In the autumn, at the end of the season, Cornwall breathes a sigh of relief: not glad to see the back of the tourists, as such, but looking forward to a bit of ‘quality time’ with itself. Fast forward a couple of months, however, and the novelty of all that peace and quiet has worn off.
On the beer front (the most important bit) pubs we can usually rely on to have several decently-kept, interesting beers are down to one or two, the local market alone being unable to sustain any greater range. Wot no Proper Job? St Austell Tribute, which is a fine, fine beer at its best, becomes a lottery — shifting slowly, and too often staling long before the end of the cask, and ending up tasting like it often does in London.

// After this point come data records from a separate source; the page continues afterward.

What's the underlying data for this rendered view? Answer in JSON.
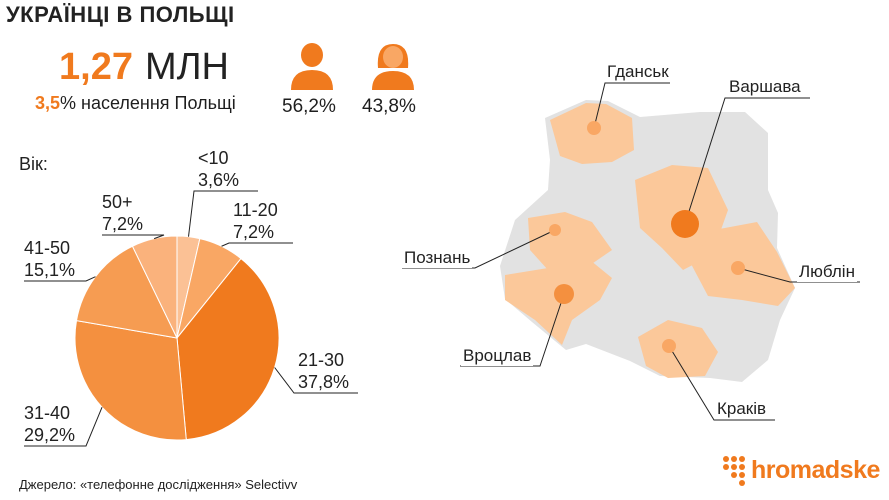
{
  "title": "УКРАЇНЦІ В ПОЛЬЩІ",
  "total": {
    "value": "1,27",
    "unit": "МЛН"
  },
  "share": {
    "value": "3,5",
    "text": "% населення Польщі"
  },
  "gender": {
    "male_pct": "56,2%",
    "female_pct": "43,8%",
    "male_icon": "male-person-icon",
    "female_icon": "female-person-icon"
  },
  "source": "Джерело: «телефонне дослідження» Selectivv",
  "logo": {
    "text": "hromadske",
    "icon": "hromadske-dots-icon"
  },
  "colors": {
    "accent": "#f07a1e",
    "map_land": "#e2e2e2",
    "map_region": "#fbc89a",
    "text": "#222222"
  },
  "chart_data": {
    "type": "pie",
    "title": "Вік:",
    "slices": [
      {
        "label": "<10",
        "value": 3.6,
        "value_label": "3,6%",
        "color": "#fbc195"
      },
      {
        "label": "11-20",
        "value": 7.2,
        "value_label": "7,2%",
        "color": "#f9a764"
      },
      {
        "label": "21-30",
        "value": 37.8,
        "value_label": "37,8%",
        "color": "#f07a1e"
      },
      {
        "label": "31-40",
        "value": 29.2,
        "value_label": "29,2%",
        "color": "#f4903f"
      },
      {
        "label": "41-50",
        "value": 15.1,
        "value_label": "15,1%",
        "color": "#f69c52"
      },
      {
        "label": "50+",
        "value": 7.2,
        "value_label": "7,2%",
        "color": "#fab27c"
      }
    ]
  },
  "map": {
    "cities": [
      {
        "name": "Гданськ",
        "highlight": false
      },
      {
        "name": "Варшава",
        "highlight": true
      },
      {
        "name": "Познань",
        "highlight": false
      },
      {
        "name": "Люблін",
        "highlight": false
      },
      {
        "name": "Вроцлав",
        "highlight": false
      },
      {
        "name": "Краків",
        "highlight": false
      }
    ]
  }
}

And as for the atmosphere in the pub… well, without Emetts to roll eyes and chuckle at, the locals start winding each other up, like the increasingly twitchy subjects in an isolation study. For example…

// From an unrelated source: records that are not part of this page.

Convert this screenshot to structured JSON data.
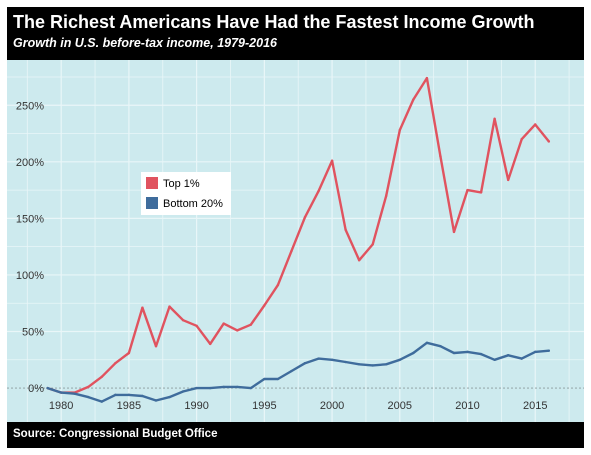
{
  "header": {
    "title": "The Richest Americans Have Had the Fastest Income Growth",
    "subtitle": "Growth in U.S. before-tax income, 1979-2016"
  },
  "footer": {
    "source": "Source: Congressional Budget Office"
  },
  "chart_data": {
    "type": "line",
    "title": "The Richest Americans Have Had the Fastest Income Growth",
    "subtitle": "Growth in U.S. before-tax income, 1979-2016",
    "xlabel": "",
    "ylabel": "",
    "x": [
      1979,
      1980,
      1981,
      1982,
      1983,
      1984,
      1985,
      1986,
      1987,
      1988,
      1989,
      1990,
      1991,
      1992,
      1993,
      1994,
      1995,
      1996,
      1997,
      1998,
      1999,
      2000,
      2001,
      2002,
      2003,
      2004,
      2005,
      2006,
      2007,
      2008,
      2009,
      2010,
      2011,
      2012,
      2013,
      2014,
      2015,
      2016
    ],
    "series": [
      {
        "name": "Top 1%",
        "color": "#e0535f",
        "values": [
          0,
          -4,
          -4,
          1,
          10,
          22,
          31,
          71,
          37,
          72,
          60,
          55,
          39,
          57,
          51,
          56,
          73,
          91,
          121,
          151,
          174,
          201,
          140,
          113,
          127,
          170,
          228,
          255,
          274,
          205,
          138,
          175,
          173,
          238,
          184,
          220,
          233,
          218
        ]
      },
      {
        "name": "Bottom 20%",
        "color": "#3f6c9c",
        "values": [
          0,
          -4,
          -5,
          -8,
          -12,
          -6,
          -6,
          -7,
          -11,
          -8,
          -3,
          0,
          0,
          1,
          1,
          0,
          8,
          8,
          15,
          22,
          26,
          25,
          23,
          21,
          20,
          21,
          25,
          31,
          40,
          37,
          31,
          32,
          30,
          25,
          29,
          26,
          32,
          33
        ]
      }
    ],
    "xlim": [
      1976,
      2018.6
    ],
    "ylim": [
      -30,
      290
    ],
    "x_ticks": [
      1980,
      1985,
      1990,
      1995,
      2000,
      2005,
      2010,
      2015
    ],
    "x_tick_labels": [
      "1980",
      "1985",
      "1990",
      "1995",
      "2000",
      "2005",
      "2010",
      "2015"
    ],
    "y_ticks": [
      0,
      50,
      100,
      150,
      200,
      250
    ],
    "y_tick_labels": [
      "0%",
      "50%",
      "100%",
      "150%",
      "200%",
      "250%"
    ],
    "grid": true,
    "zero_line": "dotted",
    "legend_position": "upper-left"
  }
}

An elderly man out for a few drinks with his wife, suited and booted, finds himself sat a few tables away from a large group of middle-aged people. They eventually pull instruments from pockets and bags and, with stamping feet, begin to sing folk songs in the finger-in-ear style. After ten minutes, as their volume increases, the aging gent becomes agitated, and then leaps to his feet: “I spend a lot of money here; I come here to relax; and I can’t hear myself speak over the noise of that…” He points at a bodhran. “Fucking drum thing!”
Roll on spring: fresh beer and fresh faces are what we need now.